La Questione dei Gravi Indizi di Colpevolezza
Anche riguardo alla contestazione sui gravi indizi di colpevolezza per specifici reati, la Corte ha ritenuto il ricorso inammissibile. Pur ribadendo il principio per cui l’indagato ha sempre interesse a contestare ogni singola imputazione che concorre a giustificare la sua detenzione, i giudici hanno confermato la logicità del ragionamento del Tribunale del riesame. Quest’ultimo aveva basato la sua decisione su intercettazioni dalle quali emergeva chiaramente il coinvolgimento dell’indagato come parte integrante di un gruppo che agiva “all’unisono”, desumendone logicamente il suo concorso anche nei singoli reati-fine.
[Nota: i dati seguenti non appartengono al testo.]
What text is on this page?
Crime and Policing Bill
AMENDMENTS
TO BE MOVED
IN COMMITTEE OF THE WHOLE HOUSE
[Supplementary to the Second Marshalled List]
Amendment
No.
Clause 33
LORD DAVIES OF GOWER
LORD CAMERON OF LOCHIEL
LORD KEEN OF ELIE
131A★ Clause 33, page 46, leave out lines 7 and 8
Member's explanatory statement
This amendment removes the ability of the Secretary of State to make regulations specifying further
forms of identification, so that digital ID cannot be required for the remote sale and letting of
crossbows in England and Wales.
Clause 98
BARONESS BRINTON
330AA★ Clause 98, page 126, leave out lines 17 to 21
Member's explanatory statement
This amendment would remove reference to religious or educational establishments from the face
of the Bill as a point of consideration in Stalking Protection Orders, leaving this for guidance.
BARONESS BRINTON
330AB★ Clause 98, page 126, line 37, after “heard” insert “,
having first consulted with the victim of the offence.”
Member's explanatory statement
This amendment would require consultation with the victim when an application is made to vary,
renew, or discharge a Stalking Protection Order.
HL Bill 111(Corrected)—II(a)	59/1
Le Motivazioni della Cassazione
La Suprema Corte ha fondato la sua decisione di inammissibilità sul principio consolidato secondo cui il giudizio di legittimità non può trasformarsi in un terzo grado di merito. Il compito della Cassazione è verificare la coerenza logica e la correttezza giuridica della motivazione del provvedimento impugnato, non riesaminare le prove. Nel caso di specie, il Tribunale del riesame aveva fornito una motivazione solida, coerente e priva di vizi logici per giustificare sia la sussistenza dei gravi indizi sia, soprattutto, la presenza delle eccezionali esigenze cautelari. La valutazione sulla pericolosità dell’indagato, basata sul suo ruolo, sui suoi precedenti e sulla portata dell’associazione criminale, è stata ritenuta sufficiente a integrare quel “quid pluris” di pericolosità richiesto dalla norma.
Le Conclusioni
La sentenza ribadisce un principio fondamentale: la perdita di efficacia di una misura cautelare per decorrenza dei termini non crea un’immunità per l’indagato. È possibile emettere una nuova ordinanza se i fatti, pur essendo gli stessi, delineano un quadro di pericolosità sociale di tale gravità da essere qualificata come “eccezionale”. L’eccezionalità non risiede in elementi nuovi, ma nell’intensità straordinaria del pericolo che l’indagato, se lasciato in libertà, continuerebbe a rappresentare per la collettività. Questa decisione consolida un orientamento volto a bilanciare le garanzie procedurali con l’inderogabile necessità di tutela della sicurezza pubblica di fronte a fenomeni criminali di particolare allarme sociale.
Quando si può emettere una nuova misura cautelare dopo la scadenza dei termini della precedente?
Secondo la sentenza, è possibile emettere una nuova misura cautelare ai sensi dell’art. 309, comma 10, c.p.p., quando sussistono ‘eccezionali esigenze cautelari’. Queste non richiedono necessariamente elementi nuovi, ma si identificano in una situazione di pericolo per la collettività di consistenza e intensità straordinaria.
Cosa si intende per ‘eccezionali esigenze cautelari’?
Si tratta di un pericolo di intensità superiore a quello ordinariamente richiesto per l’applicazione di una misura cautelare. La loro sussistenza può essere desunta da elementi come la gravità dei fatti, l’elevata capacità criminale del soggetto, il suo ruolo in un’organizzazione complessa e pericolosa, e il rilevante danno sociale prodotto dall’attività illecita.
L’imputato ha sempre interesse a impugnare una singola accusa cautelare, anche se ve ne sono altre che giustificano la detenzione?
Sì. La Corte, richiamando un principio delle Sezioni Unite, afferma che l’indagato ha sempre interesse a ricorrere contro un provvedimento restrittivo anche se l’impugnazione riguarda una sola delle imputazioni, poiché il venir meno del titolo cautelare anche solo per un reato rende meno gravosa la sua posizione difensiva e può consentire il riacquisto della libertà se anche le altre accuse dovessero cadere.